Осталась сидеть одна только прелестная Альмея. Она сидела, так же склонившись вперед, как и раньше.

Она не смеялась.

— Он умер, — грустно произнес, наконец, пан Забяцкий.

Но она не ответила ему. Она повернула свое лицо к окну и смотрела в небо.

— Так вот он — конец его новеллы, — совсем тихо шептали ее губы, а глаза заволоклись туманом.
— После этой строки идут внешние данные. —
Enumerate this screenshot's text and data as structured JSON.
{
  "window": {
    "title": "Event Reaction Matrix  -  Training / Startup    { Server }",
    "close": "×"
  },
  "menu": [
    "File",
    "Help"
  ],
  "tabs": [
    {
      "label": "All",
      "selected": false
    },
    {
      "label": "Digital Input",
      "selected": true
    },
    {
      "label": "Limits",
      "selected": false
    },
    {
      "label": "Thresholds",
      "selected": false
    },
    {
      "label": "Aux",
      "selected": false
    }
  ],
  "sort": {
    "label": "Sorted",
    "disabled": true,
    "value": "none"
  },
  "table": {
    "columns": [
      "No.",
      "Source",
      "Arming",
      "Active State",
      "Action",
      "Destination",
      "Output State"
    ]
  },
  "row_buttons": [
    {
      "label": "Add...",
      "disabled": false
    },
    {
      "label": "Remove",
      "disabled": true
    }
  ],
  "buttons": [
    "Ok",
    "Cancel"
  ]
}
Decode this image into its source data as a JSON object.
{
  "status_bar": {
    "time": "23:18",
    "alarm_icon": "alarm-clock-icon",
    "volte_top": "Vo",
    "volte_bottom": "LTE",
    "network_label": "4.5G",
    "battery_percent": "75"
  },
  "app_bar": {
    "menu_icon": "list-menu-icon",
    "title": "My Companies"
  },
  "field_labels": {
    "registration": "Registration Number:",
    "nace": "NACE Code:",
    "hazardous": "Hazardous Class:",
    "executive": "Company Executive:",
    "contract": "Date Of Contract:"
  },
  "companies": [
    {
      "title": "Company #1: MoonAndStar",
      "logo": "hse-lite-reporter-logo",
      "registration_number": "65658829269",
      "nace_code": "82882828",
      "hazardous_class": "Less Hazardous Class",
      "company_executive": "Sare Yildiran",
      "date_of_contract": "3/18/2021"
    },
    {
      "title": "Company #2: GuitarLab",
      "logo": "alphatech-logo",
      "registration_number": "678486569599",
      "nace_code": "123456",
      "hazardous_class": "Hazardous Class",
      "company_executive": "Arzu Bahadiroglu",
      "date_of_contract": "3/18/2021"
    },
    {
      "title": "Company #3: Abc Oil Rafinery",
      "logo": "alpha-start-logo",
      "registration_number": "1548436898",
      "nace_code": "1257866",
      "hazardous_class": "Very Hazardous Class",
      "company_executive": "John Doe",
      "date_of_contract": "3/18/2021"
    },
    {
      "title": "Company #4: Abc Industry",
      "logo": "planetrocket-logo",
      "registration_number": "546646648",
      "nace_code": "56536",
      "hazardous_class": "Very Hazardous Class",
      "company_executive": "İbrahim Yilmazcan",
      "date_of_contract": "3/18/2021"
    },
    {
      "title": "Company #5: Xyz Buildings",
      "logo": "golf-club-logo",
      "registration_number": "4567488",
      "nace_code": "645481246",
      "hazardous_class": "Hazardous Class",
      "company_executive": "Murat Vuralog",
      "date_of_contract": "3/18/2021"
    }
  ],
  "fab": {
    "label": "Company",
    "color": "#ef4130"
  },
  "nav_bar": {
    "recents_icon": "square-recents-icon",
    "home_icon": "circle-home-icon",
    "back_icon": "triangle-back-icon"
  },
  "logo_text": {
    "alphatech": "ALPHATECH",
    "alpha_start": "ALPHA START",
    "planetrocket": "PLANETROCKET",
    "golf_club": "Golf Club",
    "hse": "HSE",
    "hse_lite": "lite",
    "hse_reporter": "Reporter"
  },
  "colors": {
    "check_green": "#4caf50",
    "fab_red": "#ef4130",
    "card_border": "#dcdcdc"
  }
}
Ронин стоял у окна. Его радостная усмешка спряталась, и губы сжались в злобной досаде.

Он видел, что поняли все не так, как было и как он хотел. Он видел в глазах женщины любовь, но не к нему, а к умершему и проклинал себя за то, что он — он, Ронин, был автором конца этой нелепой новеллы.

ДЕВУШКА ИЗ TROCADÉRO

О, память сердца, ты милей

Рассудка памяти печальной!

О. Батюшков

Je fais souvent ce rêve étrange et pénétrant

D’une femme inconnue, et que j’aime et qui

maime…

Pacel Verlaine[22]

Я люблю этот пышный дворец Trocadéro и особенно его левое крыло — Mussée de Sculpture Comparée, и особенно третью залу — в зимние сумерки, которые начинаются так рано и бросают сквозь запотевшие стекла свой алый отсвет. С дворцом этим, с его залой, с зимними вечерами у меня связано одно воспоминание, вряд ли изгладимое…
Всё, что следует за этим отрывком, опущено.